Explaining the basic (but life-changing!) “4% Rule” – which lays out a path to retiring safely at any age.
The “safe withdrawal rate,” also commonly referred to as the 4% rule is simply this: You can withdraw 4% of your invested assets…forever! It’s not a particularly new or complicated concept, but it can radically change the way you save, spend, and (hopefully) retire.
The way it works is this: we can assume average rates of return in the stock market will be above 4% (6% seems safe when factoring inflation). What that means is that you can withdraw 4% of your portfolio every year without ever touching the initial investment amount (the “principal”). I’m gonna take this moment to plug my post on index funds so you’re not inclined towards any get-rich-quick ideas.
For a simplified example, if you have $1,000,000 invested, you can never save another penny and withdraw $40k/year forever, no matter how young you are.
$1,000,000 * .04 = $40,000/yr.
Even accounting for inflation (in the form of increasing your withdrawals by 2% every year), you’ll see that after 30 years there’s still plenty of money left to keep on retirin’
How Spending (Not Saving) is the Key to Early Retirement at 4%
Another way to look at the 4% rule is that you need 25x your annual spending to retire this way. Read that again; it doesn’t matter what you make, it matters what you spend. There are plenty of early retirees that have gotten out of the race with well under $1M. I used that number because it’s a common milestone people throw around, but the 4% rule works no matter what you save, it’s the spending that’s key. Here are a few scenarios:
annual spending | required savings | notes |
$25,586 | $639,200 | 2x “poverty threshold” for an individual |
$32,494 | $812,350 | 2x “poverty threshold” for a household |
$36,000 | $900,000 | $3,000/mo |
$43,000 | $1,075,000 | median US income for an individual, 2020 |
$68,400 | $1,710,000 | median US income for a household, 2020 |
$80,000 | $2,000,000 | a whole lot of money |
Now, everyone has their own idea of what retirement should be. There are perfectly happy, successful people that retired at 30 and live on $27k/yr. For others, including plenty of six-figure earners living paycheck to paycheck, it’s basically impossible for their savings to ever outpace their spending (which may even be true for us! but we haven’t figured that out yet).
Your Pre-Retirement Income is NOT Your Post-Retirement Spending
One thing to remember when looking at these figures is this: Under the 4% rule in retirement, you never need to save another dollar. So if you’re a good saver earning $68,400/yr and thinking you’ll never hit that $1.7M number, don’t fret; a good portion of your income is currently going to savings/401k, which (along with other costs of working like commuting, office clothes, dry cleaning) will no longer be necessary in retirement. Ideally, you will be aggressively paying down your debt while you work; so if you can pay off your house before retirement, that’s another major cost you can strike. That’s why all the retirement advice about “expect to spend 75% of your before-retirement income” or whatever is bullshit.

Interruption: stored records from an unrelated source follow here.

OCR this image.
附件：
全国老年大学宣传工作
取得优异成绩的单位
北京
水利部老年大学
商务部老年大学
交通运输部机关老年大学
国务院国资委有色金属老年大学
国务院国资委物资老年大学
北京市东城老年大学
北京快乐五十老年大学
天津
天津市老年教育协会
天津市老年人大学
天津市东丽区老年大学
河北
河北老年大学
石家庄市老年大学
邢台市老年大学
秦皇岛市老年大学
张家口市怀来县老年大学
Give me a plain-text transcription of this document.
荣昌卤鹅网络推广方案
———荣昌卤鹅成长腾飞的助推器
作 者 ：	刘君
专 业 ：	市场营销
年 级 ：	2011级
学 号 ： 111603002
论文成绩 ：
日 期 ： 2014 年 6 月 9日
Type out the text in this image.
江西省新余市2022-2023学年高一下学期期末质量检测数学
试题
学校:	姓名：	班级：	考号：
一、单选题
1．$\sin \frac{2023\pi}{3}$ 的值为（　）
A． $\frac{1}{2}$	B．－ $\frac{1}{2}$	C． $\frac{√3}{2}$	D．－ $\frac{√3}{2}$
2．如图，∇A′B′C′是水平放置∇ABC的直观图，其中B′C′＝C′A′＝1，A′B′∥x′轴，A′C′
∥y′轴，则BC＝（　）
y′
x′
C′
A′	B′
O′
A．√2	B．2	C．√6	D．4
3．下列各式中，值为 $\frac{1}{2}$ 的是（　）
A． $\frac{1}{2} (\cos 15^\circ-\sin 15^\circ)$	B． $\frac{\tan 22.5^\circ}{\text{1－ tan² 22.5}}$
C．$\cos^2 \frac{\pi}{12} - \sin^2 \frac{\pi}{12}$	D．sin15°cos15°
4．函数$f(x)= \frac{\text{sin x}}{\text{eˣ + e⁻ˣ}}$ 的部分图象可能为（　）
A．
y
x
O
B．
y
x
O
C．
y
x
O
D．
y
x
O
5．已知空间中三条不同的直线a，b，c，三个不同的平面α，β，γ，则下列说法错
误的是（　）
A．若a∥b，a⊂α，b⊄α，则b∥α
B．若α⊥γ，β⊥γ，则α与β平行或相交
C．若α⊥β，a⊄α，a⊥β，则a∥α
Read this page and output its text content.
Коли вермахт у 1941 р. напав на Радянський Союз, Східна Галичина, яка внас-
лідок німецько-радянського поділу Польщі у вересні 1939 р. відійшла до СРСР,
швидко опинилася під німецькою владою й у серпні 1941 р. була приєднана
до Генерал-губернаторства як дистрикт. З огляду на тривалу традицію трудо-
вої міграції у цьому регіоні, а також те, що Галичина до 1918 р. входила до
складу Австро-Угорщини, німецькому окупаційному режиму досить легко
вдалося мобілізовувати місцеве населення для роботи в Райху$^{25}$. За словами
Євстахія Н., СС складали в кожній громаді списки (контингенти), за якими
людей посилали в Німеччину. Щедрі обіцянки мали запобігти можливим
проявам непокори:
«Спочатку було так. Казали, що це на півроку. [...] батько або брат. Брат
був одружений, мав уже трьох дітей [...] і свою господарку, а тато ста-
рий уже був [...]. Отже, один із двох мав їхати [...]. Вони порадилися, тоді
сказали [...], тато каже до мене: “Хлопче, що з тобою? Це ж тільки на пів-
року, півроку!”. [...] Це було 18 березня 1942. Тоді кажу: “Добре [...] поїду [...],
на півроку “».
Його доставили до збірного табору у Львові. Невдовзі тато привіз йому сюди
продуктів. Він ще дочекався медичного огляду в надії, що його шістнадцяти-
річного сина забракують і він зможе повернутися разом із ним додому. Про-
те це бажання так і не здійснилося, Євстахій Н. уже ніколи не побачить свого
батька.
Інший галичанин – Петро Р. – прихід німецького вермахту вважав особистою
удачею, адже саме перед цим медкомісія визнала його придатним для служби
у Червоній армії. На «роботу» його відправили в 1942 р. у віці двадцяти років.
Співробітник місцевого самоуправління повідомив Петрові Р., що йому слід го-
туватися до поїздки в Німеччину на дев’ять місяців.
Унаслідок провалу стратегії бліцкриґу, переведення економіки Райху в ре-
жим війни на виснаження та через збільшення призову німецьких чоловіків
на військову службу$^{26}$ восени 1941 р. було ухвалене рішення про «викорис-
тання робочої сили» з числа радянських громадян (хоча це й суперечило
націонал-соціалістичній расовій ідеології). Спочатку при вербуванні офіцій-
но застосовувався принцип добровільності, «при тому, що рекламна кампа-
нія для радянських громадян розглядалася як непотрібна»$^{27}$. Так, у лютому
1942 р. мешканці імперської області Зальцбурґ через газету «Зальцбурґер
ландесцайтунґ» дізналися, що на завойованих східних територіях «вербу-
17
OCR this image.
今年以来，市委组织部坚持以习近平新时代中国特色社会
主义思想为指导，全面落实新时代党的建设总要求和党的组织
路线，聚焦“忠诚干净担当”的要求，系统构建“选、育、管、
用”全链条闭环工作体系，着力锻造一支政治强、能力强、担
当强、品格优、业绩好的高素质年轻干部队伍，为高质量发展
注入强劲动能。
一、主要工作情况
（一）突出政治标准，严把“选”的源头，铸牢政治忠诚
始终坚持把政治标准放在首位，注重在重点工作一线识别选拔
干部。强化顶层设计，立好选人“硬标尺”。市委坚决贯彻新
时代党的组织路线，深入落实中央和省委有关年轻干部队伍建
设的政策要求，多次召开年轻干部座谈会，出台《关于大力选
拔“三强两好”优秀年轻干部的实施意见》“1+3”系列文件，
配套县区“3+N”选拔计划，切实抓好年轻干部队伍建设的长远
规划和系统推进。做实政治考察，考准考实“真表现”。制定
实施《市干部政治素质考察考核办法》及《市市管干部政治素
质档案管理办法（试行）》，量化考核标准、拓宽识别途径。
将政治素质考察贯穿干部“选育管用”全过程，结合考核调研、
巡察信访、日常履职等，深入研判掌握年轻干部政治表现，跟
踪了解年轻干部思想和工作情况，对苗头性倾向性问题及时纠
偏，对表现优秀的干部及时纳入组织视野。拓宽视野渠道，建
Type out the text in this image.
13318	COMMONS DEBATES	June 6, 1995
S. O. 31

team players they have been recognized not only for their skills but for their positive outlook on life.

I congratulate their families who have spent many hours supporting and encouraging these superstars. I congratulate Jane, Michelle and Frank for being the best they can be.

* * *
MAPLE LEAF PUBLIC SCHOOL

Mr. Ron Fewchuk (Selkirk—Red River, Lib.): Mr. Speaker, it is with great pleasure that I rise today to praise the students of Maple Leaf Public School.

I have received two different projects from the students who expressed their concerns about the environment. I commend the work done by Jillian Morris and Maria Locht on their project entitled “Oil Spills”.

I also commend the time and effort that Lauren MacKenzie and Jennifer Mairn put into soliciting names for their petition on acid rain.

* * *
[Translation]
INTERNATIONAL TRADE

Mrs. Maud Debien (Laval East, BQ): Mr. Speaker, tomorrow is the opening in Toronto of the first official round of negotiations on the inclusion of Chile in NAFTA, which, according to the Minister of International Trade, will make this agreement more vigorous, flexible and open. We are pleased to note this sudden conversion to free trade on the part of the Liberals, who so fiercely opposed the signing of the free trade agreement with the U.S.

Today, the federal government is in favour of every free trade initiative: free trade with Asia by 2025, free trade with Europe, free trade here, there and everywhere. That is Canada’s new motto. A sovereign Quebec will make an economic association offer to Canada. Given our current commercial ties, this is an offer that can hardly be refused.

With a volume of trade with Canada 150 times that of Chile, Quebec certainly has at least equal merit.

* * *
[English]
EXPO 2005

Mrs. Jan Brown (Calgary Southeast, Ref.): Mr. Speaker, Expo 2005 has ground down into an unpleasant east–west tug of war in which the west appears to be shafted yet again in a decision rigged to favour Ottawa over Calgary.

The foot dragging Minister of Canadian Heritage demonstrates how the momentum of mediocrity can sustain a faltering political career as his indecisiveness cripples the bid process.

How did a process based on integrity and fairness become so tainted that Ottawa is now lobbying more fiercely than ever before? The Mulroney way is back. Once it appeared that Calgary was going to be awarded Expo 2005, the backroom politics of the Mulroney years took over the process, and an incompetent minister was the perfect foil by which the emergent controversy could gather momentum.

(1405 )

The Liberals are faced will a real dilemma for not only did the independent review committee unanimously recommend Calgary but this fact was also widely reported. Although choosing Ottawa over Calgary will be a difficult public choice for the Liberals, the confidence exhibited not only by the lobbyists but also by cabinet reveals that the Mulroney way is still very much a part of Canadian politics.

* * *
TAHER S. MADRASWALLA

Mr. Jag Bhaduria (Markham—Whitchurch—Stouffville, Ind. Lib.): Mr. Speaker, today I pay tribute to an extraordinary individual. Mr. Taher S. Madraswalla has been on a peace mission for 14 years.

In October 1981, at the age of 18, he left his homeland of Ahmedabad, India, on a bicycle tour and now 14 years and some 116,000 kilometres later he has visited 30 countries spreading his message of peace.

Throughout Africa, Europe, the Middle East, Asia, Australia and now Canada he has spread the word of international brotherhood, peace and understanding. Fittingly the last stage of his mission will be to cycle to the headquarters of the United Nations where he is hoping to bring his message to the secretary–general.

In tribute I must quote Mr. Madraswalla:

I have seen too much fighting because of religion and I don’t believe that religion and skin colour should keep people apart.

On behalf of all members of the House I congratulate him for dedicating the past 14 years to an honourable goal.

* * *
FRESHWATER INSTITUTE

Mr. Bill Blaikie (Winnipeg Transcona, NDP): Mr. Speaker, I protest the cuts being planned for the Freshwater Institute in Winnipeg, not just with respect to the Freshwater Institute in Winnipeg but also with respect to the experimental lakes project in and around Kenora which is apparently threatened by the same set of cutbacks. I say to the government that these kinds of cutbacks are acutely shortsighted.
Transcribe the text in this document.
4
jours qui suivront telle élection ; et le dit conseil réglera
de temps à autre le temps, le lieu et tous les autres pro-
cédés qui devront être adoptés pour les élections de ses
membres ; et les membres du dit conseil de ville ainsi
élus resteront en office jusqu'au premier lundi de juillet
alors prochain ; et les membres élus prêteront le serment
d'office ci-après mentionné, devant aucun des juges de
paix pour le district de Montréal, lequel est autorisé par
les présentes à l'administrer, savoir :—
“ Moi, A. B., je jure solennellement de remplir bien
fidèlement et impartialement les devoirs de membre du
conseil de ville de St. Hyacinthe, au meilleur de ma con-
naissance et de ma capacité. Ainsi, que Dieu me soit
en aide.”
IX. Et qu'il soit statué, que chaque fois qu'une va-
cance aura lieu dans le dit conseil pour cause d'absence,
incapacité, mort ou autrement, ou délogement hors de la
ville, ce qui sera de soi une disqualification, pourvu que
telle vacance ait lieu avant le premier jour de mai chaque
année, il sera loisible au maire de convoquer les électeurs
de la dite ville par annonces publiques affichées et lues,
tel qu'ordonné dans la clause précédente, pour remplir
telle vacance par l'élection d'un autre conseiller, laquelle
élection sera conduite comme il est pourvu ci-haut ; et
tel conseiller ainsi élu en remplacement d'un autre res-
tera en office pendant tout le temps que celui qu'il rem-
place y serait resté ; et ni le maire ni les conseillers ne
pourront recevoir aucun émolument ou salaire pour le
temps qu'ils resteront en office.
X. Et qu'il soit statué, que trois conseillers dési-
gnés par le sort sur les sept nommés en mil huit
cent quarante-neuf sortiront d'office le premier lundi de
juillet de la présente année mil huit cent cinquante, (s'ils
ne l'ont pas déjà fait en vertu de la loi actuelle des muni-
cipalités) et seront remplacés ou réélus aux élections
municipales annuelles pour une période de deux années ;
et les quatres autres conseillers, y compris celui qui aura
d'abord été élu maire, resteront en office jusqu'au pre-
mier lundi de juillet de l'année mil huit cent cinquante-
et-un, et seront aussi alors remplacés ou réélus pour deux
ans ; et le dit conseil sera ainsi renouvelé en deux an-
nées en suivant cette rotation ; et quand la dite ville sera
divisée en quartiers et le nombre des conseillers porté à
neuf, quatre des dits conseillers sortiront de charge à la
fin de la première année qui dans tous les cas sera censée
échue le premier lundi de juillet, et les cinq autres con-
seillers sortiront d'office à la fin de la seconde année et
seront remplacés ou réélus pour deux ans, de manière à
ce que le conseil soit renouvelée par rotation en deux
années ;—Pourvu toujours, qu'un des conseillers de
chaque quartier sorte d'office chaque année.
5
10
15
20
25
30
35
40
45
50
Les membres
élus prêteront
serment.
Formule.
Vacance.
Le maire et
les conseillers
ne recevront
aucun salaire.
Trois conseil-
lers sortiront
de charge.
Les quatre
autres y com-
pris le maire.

It’s [almost] never about what you earn, it’s only about what you spend.
– me, just now
Our Numbers
The painful truth is we don’t currently know what our “magic number” will be, because we’ve been playing ostrich about our spending for too long. Lifestyle creep has been a huge factor in this, but the reality is our incomes have made us feel comfortable spending without too much thought. Obviously it’s impossible to know when you’re free to retire with the 4% rule if you don’t have a decent idea of what your spending looks like, so that’s the next major hurdle for us to clear.
In the meantime, we’ll keep focusing on emptying the jar and try to be more conscious about our choices & habits. In a future post, we’ll dive into our Mint account and try to figure out how we’ve been doing on auto-pilot.
What’s your magic number? Is your spending on track already?
Does this work without a 401k? And starting savings of 3,000?!?
Absolutely! It’s actually easier without a 401k in some ways because if you want to retire early and your money is in tax-advantaged accounts like a 401k/IRA you have to go through a complicated thing called a SEPP (substantially equal payment plan) to get at that money without penalties.
$3,000 is exactly the amount you need to begin investing in VTSAX (vanguard total index fund ‘admiral shares’)!! So if you haven’t maxed out your contributions, I’d start with an IRA (or SEP-IRA if you’re self-employed), 401k if your plan offers it, or if you don’t feel like all that just open a taxable brokerage acct, drop that $3k into something safe and set up an automatic contribution of just a little bit to get started!